H was weighted last week and is now up to 10 Lbs. 4.5 ozs. H is getting big, but it's hard to believe it's been only 7 weeks. Time flies. And she seems to be sleeping better too. We are up to 5 1/2 hours in a row at night. Keep fingers crossed that it stayued that way...and gets better.

Got to get going.

D

Tuesday, August 19, 2008

Long time....18 hours actually

18 hours of labour. And I only had the epidural for the last 2 1/2 hours of it. I'm such a trouper! August 9 2008.

She is beautiful too. I thought that I was biased because she's mine.....but she really is pretty. I'm gonna call her H on this blog. She was 7 Lbs. when she was born and now weighs 7Lbs. 13 ozs.

We are on a good schedule too 4 hours between feeds. Ah the sleep we get at night is wonderful.

M gave me a diamond necklace when she was born. I think I am in love with him.....truly in love. What man would be by my side through the entire labour (FYI it started at midnight), hold my hand through it, and give me the most wonderful gift once my child was born.

M and I are great together. We talk about the future, and our pasts. We truely enjoy what we have.

Well I must keep this short. Laundry to do.......and snuggles too.

D

Thursday, July 17, 2008

The name game

Well things are getting bigger and better on this end. Straight out front.

M and I are doing great. Still taking is slow, but we are enjoying every moment we get together. Sometimes we just go out to a park and listen to music, drink hot chocolate, and talk about things in our life. M was getting fed up with calling the bump baby, or it so we came up with a cooler version. We've called it Jessie. See now that name is unisex, no one will really know what the sex is. So now it's always Jessie this or that. Kinda nice to put a name to it, even if it's not the name Jessie will get in the end. M even comes to my midwife appts if I have no one to go with. (K never wanted to go, even refused) I think I'll keep my eye on M.

K has decided to start calling me again, and not replying to me e-mails. He is now accusing me of not being able to handle a baby on my own, nto being mentally stable.

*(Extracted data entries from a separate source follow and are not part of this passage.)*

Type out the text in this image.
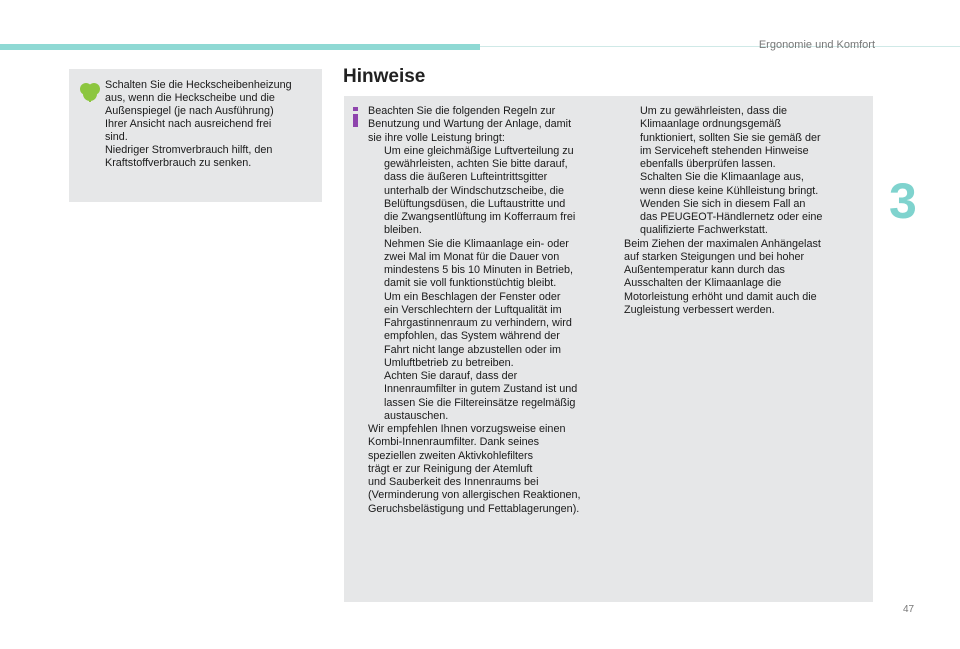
Ergonomie und Komfort
3
47
Schalten Sie die Heckscheibenheizung
aus, wenn die Heckscheibe und die
Außenspiegel (je nach Ausführung)
Ihrer Ansicht nach ausreichend frei
sind.
Niedriger Stromverbrauch hilft, den
Kraftstoffverbrauch zu senken.
Hinweise

Beachten Sie die folgenden Regeln zur
Benutzung und Wartung der Anlage, damit
sie ihre volle Leistung bringt:

Um eine gleichmäßige Luftverteilung zu
gewährleisten, achten Sie bitte darauf,
dass die äußeren Lufteintrittsgitter
unterhalb der Windschutzscheibe, die
Belüftungsdüsen, die Luftaustritte und
die Zwangsentlüftung im Kofferraum frei
bleiben.
Nehmen Sie die Klimaanlage ein- oder
zwei Mal im Monat für die Dauer von
mindestens 5 bis 10 Minuten in Betrieb,
damit sie voll funktionstüchtig bleibt.
Um ein Beschlagen der Fenster oder
ein Verschlechtern der Luftqualität im
Fahrgastinnenraum zu verhindern, wird
empfohlen, das System während der
Fahrt nicht lange abzustellen oder im
Umluftbetrieb zu betreiben.
Achten Sie darauf, dass der
Innenraumfilter in gutem Zustand ist und
lassen Sie die Filtereinsätze regelmäßig
austauschen.

Wir empfehlen Ihnen vorzugsweise einen
Kombi-Innenraumfilter. Dank seines
speziellen zweiten Aktivkohlefilters
trägt er zur Reinigung der Atemluft
und Sauberkeit des Innenraums bei
(Verminderung von allergischen Reaktionen,
Geruchsbelästigung und Fettablagerungen).

Um zu gewährleisten, dass die
Klimaanlage ordnungsgemäß
funktioniert, sollten Sie sie gemäß der
im Serviceheft stehenden Hinweise
ebenfalls überprüfen lassen.
Schalten Sie die Klimaanlage aus,
wenn diese keine Kühlleistung bringt.
Wenden Sie sich in diesem Fall an
das PEUGEOT-Händlernetz oder eine
qualifizierte Fachwerkstatt.

Beim Ziehen der maximalen Anhängelast
auf starken Steigungen und bei hoher
Außentemperatur kann durch das
Ausschalten der Klimaanlage die
Motorleistung erhöht und damit auch die
Zugleistung verbessert werden.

He's also begun saying that if the child is his he has no problem in calling the poilce or children's aid on me if Jessie is in danger. He's started blaming me of having a dual personalty, and I'm moody all the time. But then he says that we did have a good relationship while we were together, but he had issues over how I treated him and his children. I guess that's why I was evicted and abandonded when I was 3 months along. I was moody.

So I've sent him an e-mail asking him if he wants a peternity test, and to stop calling me names as I find it harrassing and threatoning. I will not tollerate someone saying bad things about me. First....it's not nice. Second.....It's not very mature (he's 42 after all). Third.....it's against the law.

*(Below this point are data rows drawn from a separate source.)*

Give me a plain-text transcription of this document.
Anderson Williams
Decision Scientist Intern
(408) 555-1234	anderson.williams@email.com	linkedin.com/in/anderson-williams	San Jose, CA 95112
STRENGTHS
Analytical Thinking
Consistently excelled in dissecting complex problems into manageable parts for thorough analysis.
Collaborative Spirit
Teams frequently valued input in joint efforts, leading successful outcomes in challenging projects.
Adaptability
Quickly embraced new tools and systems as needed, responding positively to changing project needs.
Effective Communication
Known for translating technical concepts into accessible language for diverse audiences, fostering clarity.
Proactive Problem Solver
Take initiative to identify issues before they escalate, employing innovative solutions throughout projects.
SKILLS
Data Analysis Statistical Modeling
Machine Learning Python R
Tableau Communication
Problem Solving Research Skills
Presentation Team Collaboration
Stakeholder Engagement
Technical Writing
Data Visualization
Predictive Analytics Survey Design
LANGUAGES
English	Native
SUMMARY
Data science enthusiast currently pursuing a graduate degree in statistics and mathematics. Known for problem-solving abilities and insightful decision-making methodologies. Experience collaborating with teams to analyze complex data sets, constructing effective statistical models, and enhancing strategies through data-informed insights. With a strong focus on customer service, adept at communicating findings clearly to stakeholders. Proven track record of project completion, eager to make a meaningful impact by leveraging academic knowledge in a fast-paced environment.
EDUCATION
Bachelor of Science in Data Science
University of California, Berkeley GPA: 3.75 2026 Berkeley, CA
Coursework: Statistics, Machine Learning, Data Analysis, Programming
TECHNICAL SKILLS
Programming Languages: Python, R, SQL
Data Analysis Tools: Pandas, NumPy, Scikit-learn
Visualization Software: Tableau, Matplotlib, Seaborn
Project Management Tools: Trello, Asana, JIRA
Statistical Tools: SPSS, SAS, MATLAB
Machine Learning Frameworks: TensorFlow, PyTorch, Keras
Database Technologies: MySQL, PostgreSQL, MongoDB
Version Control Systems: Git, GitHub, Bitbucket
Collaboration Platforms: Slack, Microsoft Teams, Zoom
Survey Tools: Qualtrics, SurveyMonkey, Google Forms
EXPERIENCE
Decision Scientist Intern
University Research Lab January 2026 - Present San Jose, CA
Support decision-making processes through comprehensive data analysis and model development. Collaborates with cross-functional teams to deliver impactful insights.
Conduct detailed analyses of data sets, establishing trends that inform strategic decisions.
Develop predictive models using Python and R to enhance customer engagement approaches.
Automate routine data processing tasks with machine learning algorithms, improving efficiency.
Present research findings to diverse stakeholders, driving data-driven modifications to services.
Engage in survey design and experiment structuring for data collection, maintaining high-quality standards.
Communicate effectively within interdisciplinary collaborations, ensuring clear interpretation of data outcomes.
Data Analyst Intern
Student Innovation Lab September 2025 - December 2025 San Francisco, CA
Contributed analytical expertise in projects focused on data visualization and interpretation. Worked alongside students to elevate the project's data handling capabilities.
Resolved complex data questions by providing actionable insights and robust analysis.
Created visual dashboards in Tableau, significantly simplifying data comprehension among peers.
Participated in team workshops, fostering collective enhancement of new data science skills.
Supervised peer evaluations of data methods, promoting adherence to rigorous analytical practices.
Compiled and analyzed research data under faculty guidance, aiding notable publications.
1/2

Well here I am on the second last day of work.....horray! I've got 4 weeks to go once this is over, but sooooo much to do in the mean time. Busy bee over here.

Must toddle off.

D

Friday, June 27, 2008

K's denial

Well here is goes.....ready for this.

For those that knew K in my life and how 'happy' he was to have bump, he has now sent me an e-mail apparently denying it's his. Stating that (what I assume) that I was unfaithful. Well everybody that knows me, knows that I would never cheat. As tempting as it has been in my miserable marriage for so many years (and yes I did get offers) I never once considered taking up on the offer.

So I think I've decided to not put his name on bumps birth certificate. If he thinks for one second I'd cheat on him, then he never knew me very good. As a matter of fact I don't think we really knew each other well enough to get ourselves into what we have. Yes I rushed things too quick, no I do not regret any part of it. I've got bump to look forward to now.

As for Ex I'm waiting to hear back from lawyer about the court date. Ex can't be happy. Poor little cottage wave bye bye to it......

Other than all that crap, M and I are still seeing each other every once and a while. Taking it slow.....very slow. I'm happy with the progression of the relationship, and we've talked a lot...about a lot of different things. Sometimes we just grab a hot chocolate and watch the fireflies in a near by park. It's nice. I like it.

Life is getting better, bump is getting bigger, I feel better about my situation now too. Things are looking up.